The methadone clinic was different then any other clinic I’ve been to in America. The experience I’ve had in my mental health rotation and my senior practicum which was in a child and adolescent psych unit back home in America was quite different compared to here. There aren’t rehab programs here or a place for children to stay in patient. The day clinic for children and adolescents doesn’t admit children for overnight. In addition, there is not a problem with self mutilation among pediatric patients here. The most common issue with children and adolescents are drugs. This was a great thing to here! I had to explain to the doctor and nurses how children in America do self mutilate and will sometimes try to kill them selves.
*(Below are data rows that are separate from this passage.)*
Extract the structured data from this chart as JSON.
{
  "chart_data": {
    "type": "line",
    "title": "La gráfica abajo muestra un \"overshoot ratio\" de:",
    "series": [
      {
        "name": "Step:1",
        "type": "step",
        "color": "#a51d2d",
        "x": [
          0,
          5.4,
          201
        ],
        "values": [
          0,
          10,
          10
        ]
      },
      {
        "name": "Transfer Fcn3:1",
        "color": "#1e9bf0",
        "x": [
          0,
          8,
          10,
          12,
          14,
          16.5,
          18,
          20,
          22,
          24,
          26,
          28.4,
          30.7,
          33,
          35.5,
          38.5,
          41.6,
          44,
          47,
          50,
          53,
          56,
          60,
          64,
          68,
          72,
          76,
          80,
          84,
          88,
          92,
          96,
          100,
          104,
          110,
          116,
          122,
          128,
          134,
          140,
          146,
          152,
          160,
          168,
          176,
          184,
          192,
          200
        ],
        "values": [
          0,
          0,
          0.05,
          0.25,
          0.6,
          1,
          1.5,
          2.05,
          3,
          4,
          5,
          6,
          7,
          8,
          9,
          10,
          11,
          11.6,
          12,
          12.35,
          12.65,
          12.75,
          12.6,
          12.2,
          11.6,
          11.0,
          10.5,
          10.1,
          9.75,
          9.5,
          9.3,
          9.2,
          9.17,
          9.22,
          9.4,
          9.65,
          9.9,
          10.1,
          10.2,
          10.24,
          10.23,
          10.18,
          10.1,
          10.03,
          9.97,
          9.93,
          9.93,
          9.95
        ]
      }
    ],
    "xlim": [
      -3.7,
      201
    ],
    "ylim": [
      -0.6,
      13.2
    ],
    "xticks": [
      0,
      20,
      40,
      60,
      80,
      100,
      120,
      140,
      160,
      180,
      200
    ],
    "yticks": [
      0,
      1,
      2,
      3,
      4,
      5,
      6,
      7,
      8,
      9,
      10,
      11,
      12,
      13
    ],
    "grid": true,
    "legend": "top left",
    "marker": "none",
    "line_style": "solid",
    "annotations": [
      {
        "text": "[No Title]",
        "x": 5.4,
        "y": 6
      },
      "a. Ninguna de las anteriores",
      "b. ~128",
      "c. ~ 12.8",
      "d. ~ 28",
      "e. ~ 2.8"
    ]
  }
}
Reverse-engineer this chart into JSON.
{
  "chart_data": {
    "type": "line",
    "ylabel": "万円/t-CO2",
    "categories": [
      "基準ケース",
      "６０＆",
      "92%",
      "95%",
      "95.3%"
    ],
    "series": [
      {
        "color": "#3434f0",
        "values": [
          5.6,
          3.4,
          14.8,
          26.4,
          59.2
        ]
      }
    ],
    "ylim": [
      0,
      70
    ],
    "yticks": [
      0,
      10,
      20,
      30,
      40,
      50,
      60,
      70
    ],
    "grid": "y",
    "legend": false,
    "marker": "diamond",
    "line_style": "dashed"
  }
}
It was the first time they had ever heard of self mutilation. However, one of the nurses did tell me that on the adult unit a patient would bite at his fingers and literally chewed them off. Other than that, the patients don’t tend to harm themselves as often as I’ve seen in America. Furthermore, there was also a difference with not having a geriatric unit. The older patients tend to stay in the acute ward and aren’t put in the general ward because the other patients are too intense there and there isn’t as much observation in the general ward. There are about 30-40 patients in the general ward and they all share one room. So the older patients just stay in the acute ward until they are discharged.
Overall, I was able to see a lot of admissions, discharges, and transfers. During my time in mental health I learned a lot! The biggest issue I see is the need for educating others on mental health and imploring more time for the patients to have in OT and getting out of the room on a day to day basis. There are some things they can’t help like being understaffed and not having as many psychotropic drug options as we do in America. However, I was able to learn a lot here from the patients, nurses, and doctors. I’m excited to see what my next two weeks will be like in the Emergency Department! I did a night shift once in the ED already and it was a very interesting experience.